A 68-year-old female with normal liver function and a lactate of 1 mmol/L is in acute kidney injury status-post colon resection and is receiving PN. She has the following arterial blood gas (ABG) results: pH=7.31, PCO2=36 mm Hg, and serum bicarbonate=20 mEq/L. What is the most appropriate PN intervention?
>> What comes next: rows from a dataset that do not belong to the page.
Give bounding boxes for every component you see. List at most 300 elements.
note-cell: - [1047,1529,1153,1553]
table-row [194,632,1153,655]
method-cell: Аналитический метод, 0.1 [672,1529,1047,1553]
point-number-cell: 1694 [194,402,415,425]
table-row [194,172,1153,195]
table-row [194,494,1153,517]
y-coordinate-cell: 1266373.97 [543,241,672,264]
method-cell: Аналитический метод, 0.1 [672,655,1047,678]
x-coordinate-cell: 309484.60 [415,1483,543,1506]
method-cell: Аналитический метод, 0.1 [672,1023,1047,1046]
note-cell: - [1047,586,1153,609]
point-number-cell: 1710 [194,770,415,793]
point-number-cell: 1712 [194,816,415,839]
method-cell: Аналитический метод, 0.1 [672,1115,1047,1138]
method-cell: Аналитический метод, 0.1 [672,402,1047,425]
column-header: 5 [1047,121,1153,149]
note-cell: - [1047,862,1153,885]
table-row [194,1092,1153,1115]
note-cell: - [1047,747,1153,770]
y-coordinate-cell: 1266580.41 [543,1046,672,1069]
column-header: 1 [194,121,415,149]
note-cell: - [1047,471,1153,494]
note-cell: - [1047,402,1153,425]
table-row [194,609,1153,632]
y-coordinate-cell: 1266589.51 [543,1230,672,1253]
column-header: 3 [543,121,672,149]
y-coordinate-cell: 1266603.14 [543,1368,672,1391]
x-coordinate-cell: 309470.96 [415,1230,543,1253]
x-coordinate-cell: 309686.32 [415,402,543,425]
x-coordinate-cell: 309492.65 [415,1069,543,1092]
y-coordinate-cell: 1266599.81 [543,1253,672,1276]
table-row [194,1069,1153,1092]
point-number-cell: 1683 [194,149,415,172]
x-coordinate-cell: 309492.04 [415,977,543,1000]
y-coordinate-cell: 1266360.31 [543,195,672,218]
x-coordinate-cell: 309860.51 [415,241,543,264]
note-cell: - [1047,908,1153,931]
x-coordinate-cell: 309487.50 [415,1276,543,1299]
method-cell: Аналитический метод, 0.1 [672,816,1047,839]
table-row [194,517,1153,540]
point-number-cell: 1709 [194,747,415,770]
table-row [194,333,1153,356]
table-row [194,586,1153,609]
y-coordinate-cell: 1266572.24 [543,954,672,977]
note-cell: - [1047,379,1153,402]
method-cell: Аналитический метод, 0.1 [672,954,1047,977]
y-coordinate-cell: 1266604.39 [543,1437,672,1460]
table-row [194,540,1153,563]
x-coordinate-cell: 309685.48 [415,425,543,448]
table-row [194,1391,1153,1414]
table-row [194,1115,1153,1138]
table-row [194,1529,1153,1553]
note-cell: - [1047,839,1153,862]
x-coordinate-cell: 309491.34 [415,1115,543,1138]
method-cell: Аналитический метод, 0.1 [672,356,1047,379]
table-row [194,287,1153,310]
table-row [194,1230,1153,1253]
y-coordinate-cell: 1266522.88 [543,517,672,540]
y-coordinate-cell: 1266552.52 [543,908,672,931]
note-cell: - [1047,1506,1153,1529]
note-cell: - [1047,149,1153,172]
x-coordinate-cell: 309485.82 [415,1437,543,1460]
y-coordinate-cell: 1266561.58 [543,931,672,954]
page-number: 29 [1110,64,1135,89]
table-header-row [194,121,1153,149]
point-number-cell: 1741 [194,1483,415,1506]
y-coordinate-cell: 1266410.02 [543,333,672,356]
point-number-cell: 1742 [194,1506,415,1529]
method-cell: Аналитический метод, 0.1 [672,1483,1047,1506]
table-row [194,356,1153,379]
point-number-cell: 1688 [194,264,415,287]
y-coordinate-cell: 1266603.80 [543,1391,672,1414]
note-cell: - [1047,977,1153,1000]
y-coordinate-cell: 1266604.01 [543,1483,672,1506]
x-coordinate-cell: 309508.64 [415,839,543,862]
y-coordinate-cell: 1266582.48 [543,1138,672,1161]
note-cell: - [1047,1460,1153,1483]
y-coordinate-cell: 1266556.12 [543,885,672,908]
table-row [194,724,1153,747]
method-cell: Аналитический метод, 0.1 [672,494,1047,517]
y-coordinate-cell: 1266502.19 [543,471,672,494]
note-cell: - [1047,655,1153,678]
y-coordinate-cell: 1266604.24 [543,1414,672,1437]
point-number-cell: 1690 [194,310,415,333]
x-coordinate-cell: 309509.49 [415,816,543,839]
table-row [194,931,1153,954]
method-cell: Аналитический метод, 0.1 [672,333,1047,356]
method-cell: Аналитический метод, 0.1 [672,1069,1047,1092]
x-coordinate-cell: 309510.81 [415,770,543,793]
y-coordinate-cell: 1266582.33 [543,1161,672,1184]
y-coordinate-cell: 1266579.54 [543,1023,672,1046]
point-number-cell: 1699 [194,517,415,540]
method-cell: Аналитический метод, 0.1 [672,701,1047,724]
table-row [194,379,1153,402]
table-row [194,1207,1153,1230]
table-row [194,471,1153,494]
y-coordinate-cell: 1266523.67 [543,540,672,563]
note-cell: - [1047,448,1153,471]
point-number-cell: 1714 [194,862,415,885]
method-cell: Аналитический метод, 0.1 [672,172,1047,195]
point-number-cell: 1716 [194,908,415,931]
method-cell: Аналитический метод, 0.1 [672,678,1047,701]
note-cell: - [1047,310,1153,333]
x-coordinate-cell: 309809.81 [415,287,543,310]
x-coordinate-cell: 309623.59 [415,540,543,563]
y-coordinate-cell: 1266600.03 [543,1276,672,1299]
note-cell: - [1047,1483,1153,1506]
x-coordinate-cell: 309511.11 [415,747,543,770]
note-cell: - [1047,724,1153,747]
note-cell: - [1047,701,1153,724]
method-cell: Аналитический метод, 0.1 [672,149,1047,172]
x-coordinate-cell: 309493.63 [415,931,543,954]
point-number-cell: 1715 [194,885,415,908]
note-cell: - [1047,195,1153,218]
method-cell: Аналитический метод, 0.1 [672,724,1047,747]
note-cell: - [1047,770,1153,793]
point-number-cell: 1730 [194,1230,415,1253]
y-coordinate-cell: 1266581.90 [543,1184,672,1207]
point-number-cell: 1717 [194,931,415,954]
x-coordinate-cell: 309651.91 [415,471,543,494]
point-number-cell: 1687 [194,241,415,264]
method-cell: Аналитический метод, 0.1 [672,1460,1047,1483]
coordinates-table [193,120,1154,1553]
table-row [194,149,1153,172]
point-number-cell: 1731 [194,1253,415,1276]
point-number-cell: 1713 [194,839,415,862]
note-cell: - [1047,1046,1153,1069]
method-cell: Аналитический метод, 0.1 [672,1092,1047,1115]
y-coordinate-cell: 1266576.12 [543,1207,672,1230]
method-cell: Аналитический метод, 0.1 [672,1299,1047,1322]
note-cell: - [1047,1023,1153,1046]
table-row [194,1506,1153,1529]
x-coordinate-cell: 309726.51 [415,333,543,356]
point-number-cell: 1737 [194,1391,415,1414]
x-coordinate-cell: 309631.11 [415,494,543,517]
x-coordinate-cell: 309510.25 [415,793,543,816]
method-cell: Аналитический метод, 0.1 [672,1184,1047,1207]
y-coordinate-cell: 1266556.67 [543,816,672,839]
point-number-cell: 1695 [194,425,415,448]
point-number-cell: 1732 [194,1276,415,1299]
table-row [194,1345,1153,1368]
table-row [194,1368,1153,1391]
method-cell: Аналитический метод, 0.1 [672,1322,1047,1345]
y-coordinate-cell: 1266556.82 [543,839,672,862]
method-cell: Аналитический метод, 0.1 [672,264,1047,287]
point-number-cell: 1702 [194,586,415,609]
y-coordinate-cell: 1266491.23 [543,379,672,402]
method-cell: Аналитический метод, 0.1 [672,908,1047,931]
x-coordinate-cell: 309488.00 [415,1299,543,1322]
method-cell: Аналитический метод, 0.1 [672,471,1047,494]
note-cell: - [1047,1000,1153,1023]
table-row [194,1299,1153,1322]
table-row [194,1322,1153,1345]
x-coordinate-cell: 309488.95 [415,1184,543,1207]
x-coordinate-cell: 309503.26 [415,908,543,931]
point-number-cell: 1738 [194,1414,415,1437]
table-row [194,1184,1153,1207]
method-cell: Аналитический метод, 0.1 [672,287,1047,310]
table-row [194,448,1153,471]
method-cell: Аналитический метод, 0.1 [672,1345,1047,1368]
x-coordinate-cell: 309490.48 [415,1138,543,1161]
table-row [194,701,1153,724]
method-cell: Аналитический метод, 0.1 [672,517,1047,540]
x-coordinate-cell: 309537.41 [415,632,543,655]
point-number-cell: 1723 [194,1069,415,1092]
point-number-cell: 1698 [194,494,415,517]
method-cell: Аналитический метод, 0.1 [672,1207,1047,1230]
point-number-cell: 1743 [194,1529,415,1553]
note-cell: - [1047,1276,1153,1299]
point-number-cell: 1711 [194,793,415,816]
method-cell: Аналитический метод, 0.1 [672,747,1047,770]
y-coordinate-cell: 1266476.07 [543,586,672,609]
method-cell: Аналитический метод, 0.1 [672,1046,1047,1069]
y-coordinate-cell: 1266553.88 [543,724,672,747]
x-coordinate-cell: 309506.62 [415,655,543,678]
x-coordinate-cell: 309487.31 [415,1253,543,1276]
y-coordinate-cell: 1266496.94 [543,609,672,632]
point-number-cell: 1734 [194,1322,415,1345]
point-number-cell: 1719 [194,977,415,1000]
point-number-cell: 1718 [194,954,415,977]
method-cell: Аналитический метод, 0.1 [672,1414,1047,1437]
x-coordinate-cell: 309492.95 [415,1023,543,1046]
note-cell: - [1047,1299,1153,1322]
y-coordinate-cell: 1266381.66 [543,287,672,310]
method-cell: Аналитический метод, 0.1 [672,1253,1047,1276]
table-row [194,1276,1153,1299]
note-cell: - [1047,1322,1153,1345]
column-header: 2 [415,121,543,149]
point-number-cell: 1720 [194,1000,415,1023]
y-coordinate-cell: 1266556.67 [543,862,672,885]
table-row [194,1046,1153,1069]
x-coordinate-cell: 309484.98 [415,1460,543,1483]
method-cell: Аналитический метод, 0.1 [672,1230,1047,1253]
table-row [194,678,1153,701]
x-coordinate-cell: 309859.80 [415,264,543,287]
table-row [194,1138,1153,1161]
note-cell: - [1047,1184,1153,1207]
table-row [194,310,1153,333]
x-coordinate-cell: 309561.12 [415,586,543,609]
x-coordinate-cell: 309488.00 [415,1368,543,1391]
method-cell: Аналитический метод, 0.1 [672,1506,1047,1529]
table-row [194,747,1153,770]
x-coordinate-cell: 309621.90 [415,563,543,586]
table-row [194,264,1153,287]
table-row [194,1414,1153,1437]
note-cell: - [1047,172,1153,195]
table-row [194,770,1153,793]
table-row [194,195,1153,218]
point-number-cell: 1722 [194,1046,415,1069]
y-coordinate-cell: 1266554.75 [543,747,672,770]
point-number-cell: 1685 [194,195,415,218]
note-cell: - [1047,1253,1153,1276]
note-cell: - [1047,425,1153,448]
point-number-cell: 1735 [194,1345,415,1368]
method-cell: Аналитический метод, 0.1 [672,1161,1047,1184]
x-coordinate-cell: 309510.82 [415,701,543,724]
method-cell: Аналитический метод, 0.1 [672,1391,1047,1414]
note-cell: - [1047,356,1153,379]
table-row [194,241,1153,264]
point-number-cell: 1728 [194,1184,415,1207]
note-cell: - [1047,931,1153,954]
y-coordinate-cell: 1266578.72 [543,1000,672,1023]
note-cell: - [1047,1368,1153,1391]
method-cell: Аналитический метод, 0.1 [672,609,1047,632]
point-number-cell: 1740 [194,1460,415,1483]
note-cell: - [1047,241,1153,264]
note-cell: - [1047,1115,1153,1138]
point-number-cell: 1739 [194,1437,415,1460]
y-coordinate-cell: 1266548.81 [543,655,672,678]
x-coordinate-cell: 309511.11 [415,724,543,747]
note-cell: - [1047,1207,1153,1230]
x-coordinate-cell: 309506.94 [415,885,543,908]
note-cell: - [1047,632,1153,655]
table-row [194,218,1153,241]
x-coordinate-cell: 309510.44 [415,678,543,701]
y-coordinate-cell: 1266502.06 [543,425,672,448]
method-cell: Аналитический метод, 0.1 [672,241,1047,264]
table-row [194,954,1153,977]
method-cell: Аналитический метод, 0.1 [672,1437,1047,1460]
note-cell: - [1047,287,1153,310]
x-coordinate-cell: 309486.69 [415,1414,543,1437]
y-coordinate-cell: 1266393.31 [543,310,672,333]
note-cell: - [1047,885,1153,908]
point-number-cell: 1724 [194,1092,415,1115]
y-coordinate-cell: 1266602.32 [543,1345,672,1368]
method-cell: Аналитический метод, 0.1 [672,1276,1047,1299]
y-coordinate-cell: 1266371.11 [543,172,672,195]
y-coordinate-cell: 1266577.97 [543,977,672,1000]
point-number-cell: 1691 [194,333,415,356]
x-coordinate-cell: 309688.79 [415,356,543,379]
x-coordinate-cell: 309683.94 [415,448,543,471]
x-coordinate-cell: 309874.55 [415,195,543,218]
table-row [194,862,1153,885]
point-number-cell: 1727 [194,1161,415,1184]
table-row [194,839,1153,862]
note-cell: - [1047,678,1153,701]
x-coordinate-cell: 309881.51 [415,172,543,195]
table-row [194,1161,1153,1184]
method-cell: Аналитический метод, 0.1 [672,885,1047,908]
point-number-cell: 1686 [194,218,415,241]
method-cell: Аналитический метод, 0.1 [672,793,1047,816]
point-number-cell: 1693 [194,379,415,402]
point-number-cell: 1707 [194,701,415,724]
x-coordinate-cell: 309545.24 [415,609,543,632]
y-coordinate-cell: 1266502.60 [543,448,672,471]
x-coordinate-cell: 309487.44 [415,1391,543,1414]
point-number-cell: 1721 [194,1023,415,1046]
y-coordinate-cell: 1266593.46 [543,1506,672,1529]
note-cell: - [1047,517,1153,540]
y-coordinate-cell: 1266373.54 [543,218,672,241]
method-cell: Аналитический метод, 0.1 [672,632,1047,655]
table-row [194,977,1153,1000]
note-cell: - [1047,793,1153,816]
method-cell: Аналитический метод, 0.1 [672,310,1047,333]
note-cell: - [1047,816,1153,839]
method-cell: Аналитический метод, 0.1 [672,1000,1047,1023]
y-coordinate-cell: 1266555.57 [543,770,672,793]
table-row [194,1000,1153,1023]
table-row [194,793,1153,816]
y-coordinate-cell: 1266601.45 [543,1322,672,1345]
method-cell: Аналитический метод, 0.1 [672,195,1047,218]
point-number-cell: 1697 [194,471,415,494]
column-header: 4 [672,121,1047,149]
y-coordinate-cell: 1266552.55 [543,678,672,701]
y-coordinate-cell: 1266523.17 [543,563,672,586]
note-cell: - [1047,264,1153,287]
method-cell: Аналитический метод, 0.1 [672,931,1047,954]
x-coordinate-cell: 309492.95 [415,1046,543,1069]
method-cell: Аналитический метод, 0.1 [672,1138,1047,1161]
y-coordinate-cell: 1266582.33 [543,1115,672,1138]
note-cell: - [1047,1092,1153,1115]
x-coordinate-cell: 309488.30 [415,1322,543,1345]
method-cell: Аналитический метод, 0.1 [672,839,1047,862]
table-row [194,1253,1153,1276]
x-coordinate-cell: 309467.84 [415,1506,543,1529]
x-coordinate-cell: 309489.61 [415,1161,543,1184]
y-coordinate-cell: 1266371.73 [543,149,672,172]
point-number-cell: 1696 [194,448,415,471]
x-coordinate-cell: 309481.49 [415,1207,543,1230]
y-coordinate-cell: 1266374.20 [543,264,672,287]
1: Maintain current chloride:acetate ratio
2: Increase chloride:acetate ratio
3: Decrease chloride:acetate ratio
4: Decrease calorie content of PN
3: Decrease chloride:acetate ratio
This patient is experiencing a metabolic acidosis, likely related to acute kidney failure, as evidenced by a decrease in pH (7.35-7.45), a normal PCO2 (35-45 mm Hg), and a decreased serum bicarbonate (22-26 mEq/L). The most appropriate nutrition intervention is to decrease the chloride:acetate ratio in the PN solution. Acetate is converted to bicarbonate by the liver which should correct the metabolic acidosis.